My Role
Research, prototyping (Unity, Wekinator), business plan development + pitch, illustration and visuals
Duration
8 weeks
Advisors
Jesus Garcia Galvez, Alexander Baumgardt, Amy Kweskin
An illustrative example of the intended interaction design made by Maxime using his Saxophone, Google's Beat Blender, and Refik Anadol's beautiful digital art.
The Context:
This project spawned from many years of Maxime's personal research, as a musician, in how jazz is a language of its own.
Through him, Blake and I embarked on a journey of learning how jazz improv (bebop) has been codified by Jerry Coker in 'Elements of the Jazz Language', and discovering Jaron Lanier's thoughts on convolution networks in 'Dawn of the New Everything.'
All three of us were introduced to Claude Shannon's 'Mathematical Theory of Communication' in our Systems class which elevated our understanding of this idea and we were in business. Literally.
This project has two parts —
PART 1
PART 2
We prototyped an initial proof of concept
+
We crafted a business plan for this idea
(For when we have that marketable API!)
Tools: An analog saxophone, sensors and circuit boards, Max/MSP, Wekinator, MIDI instruments, Unity
Winner: 3rd place + the People's Choice Award at the CCA Sparks Business Pitch Competition (100+ people attended, virtually)

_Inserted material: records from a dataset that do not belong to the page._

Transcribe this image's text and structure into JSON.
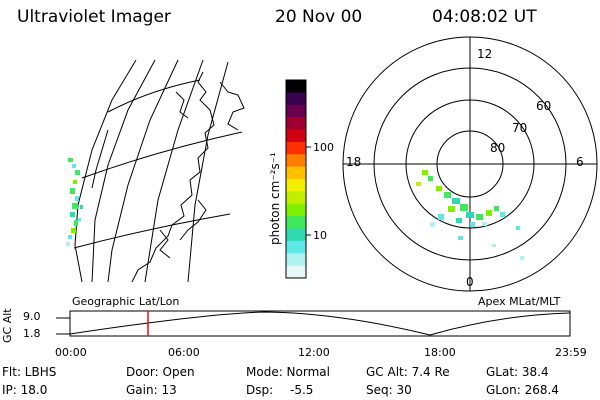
{
  "header": {
    "title": "Ultraviolet Imager",
    "date": "20 Nov 00",
    "time": "04:08:02 UT"
  },
  "colorbar": {
    "unit_label": "photon cm⁻²s⁻¹",
    "tick_100": "100",
    "tick_10": "10",
    "colors": [
      "#000000",
      "#3a0050",
      "#6a0050",
      "#a00030",
      "#d00010",
      "#ff3000",
      "#ff8000",
      "#ffc000",
      "#f0f000",
      "#c0f000",
      "#80f000",
      "#40e860",
      "#30d8b0",
      "#60e8e8",
      "#b0f0f0",
      "#e8f8f8"
    ]
  },
  "map": {
    "caption": "Geographic Lat/Lon"
  },
  "polar": {
    "caption": "Apex MLat/MLT",
    "mlt_labels": {
      "top": "12",
      "left": "18",
      "right": "6",
      "bottom": "0"
    },
    "lat_labels": [
      "60",
      "70",
      "80"
    ]
  },
  "altitude_plot": {
    "ylabel": "GC Alt",
    "ytick_top": "9.0",
    "ytick_bottom": "1.8",
    "xticks": [
      "00:00",
      "06:00",
      "12:00",
      "18:00",
      "23:59"
    ],
    "current_time_marker_color": "#e00000"
  },
  "info": {
    "flt": "Flt: LBHS",
    "ip": "IP: 18.0",
    "door": "Door: Open",
    "gain": "Gain: 13",
    "mode": "Mode: Normal",
    "dsp_label": "Dsp:",
    "dsp_value": "-5.5",
    "gc_alt": "GC Alt: 7.4 Re",
    "seq": "Seq: 30",
    "glat": "GLat: 38.4",
    "glon": "GLon: 268.4"
  }
}
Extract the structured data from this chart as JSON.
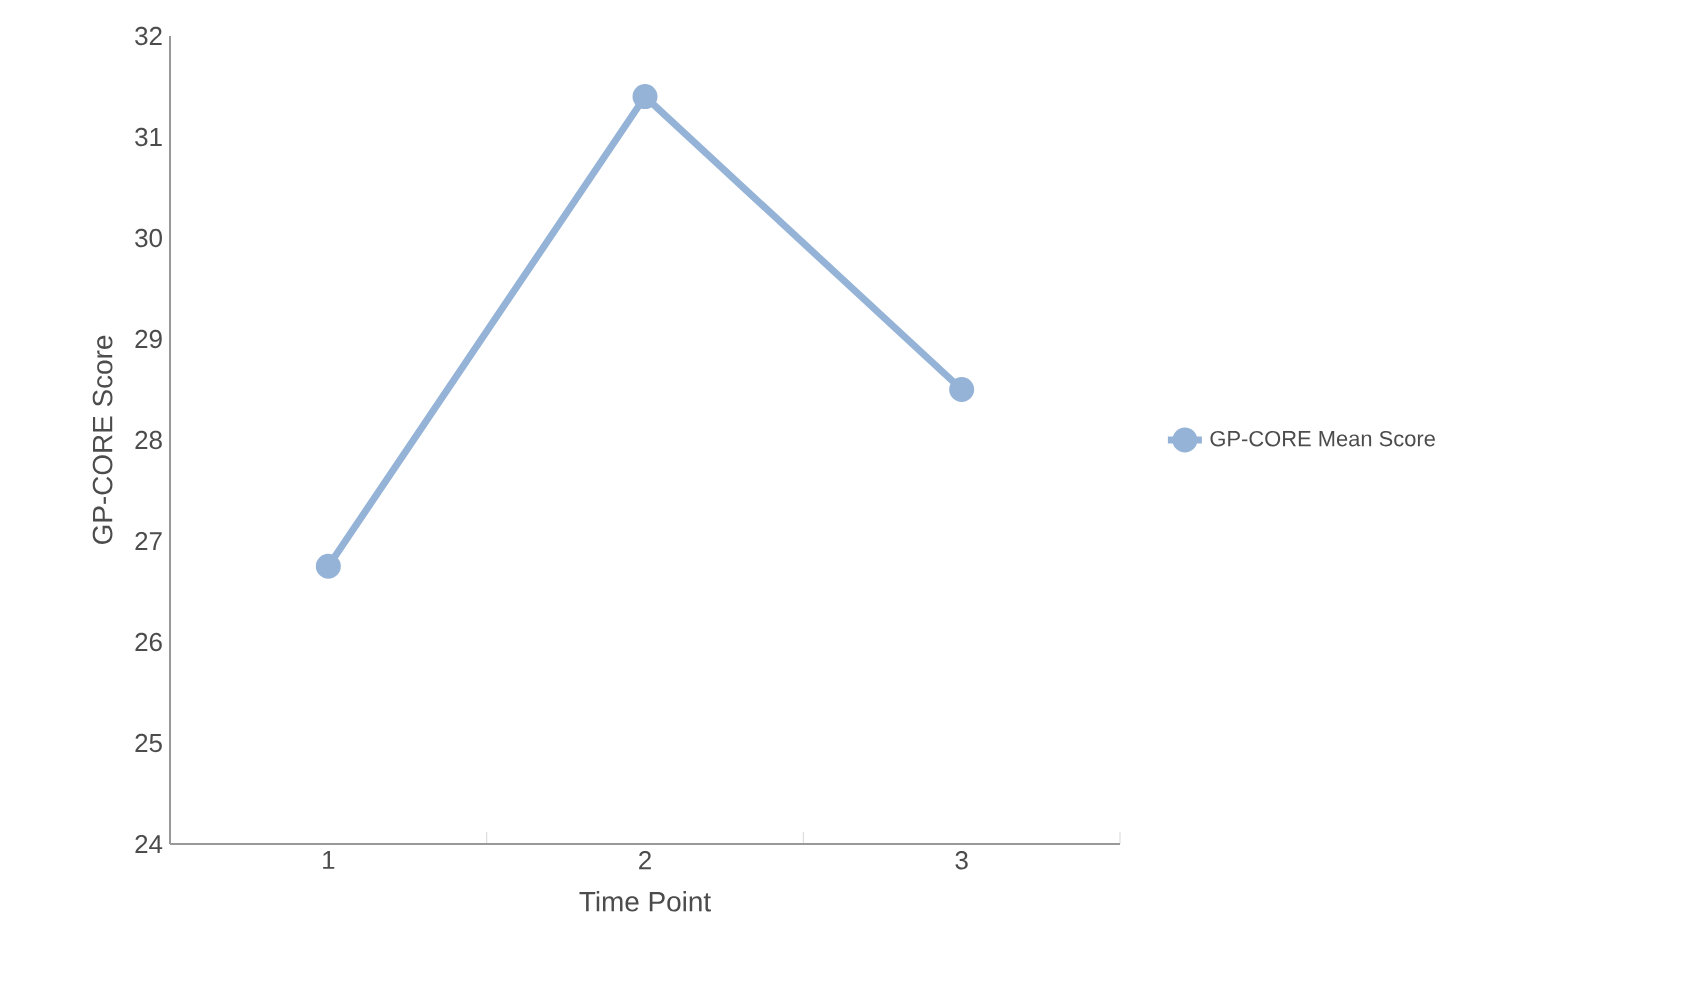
{
  "chart_data": {
    "type": "line",
    "xlabel": "Time Point",
    "ylabel": "GP-CORE Score",
    "categories": [
      "1",
      "2",
      "3"
    ],
    "series": [
      {
        "name": "GP-CORE Mean Score",
        "color": "#95b3d7",
        "values": [
          26.75,
          31.4,
          28.5
        ]
      }
    ],
    "ylim": [
      24,
      32
    ],
    "yticks": [
      24,
      25,
      26,
      27,
      28,
      29,
      30,
      31,
      32
    ],
    "grid": false,
    "legend": "right",
    "marker": "circle",
    "line_style": "solid"
  }
}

Part 1 Prototyping a proof of concept —
Our prototyping journey involved physically digitizing a saxophone, routing it through Max/MSP and Wekinator, and finally using Thomas Fredrick's UnityOSC library to control three specific outputs in Unity — the skybox (colors), the rotating cube (colors), the particle system (speed + rate of emission)
An early demo using a MIDI keyboard to change the output in Unity
The final demo of the saxophone controlling the output in Unity
We know we have our work cut out and we'll need more technical help on this journey. But that didn't stop us from thinking big and long term.
We designed a business! We're only scratching the surface of what could be possible as we develop more ways to communicate through, and with, machines.
Part 2 The business opportunity —
Although jazz improv has been codified into building blocks we understood that TMBR would get better over time when more musicians have access to it allowing it to capture different styles of improv and creative expression through music — like writing with words.
What’s the best way to get it out and make it fun?
Game developers emerged as the best answer.
The gaming industry is bigger than the music and film industry combined and has consistently been at the forefront of pushing technological boundaries. The tech industry is already actively working to make video game streaming as intuitive and natural as possible. It made sense for us to find a niche in this market and make game developers our initial target audience.
If you're curious, here's our business plan!
👈 And if you're really curious, here's a recording of the pitch we built for the CCA Sparks Business Pitch Competition encapsulating our platform strategy. The first 8.5 minutes are the pitch followed by Q+A with the judges.
🏆 We pitched, virtually, to a panel of industry experts and an audience of 100+ winning 3rd place and the Peoples' Choice Award.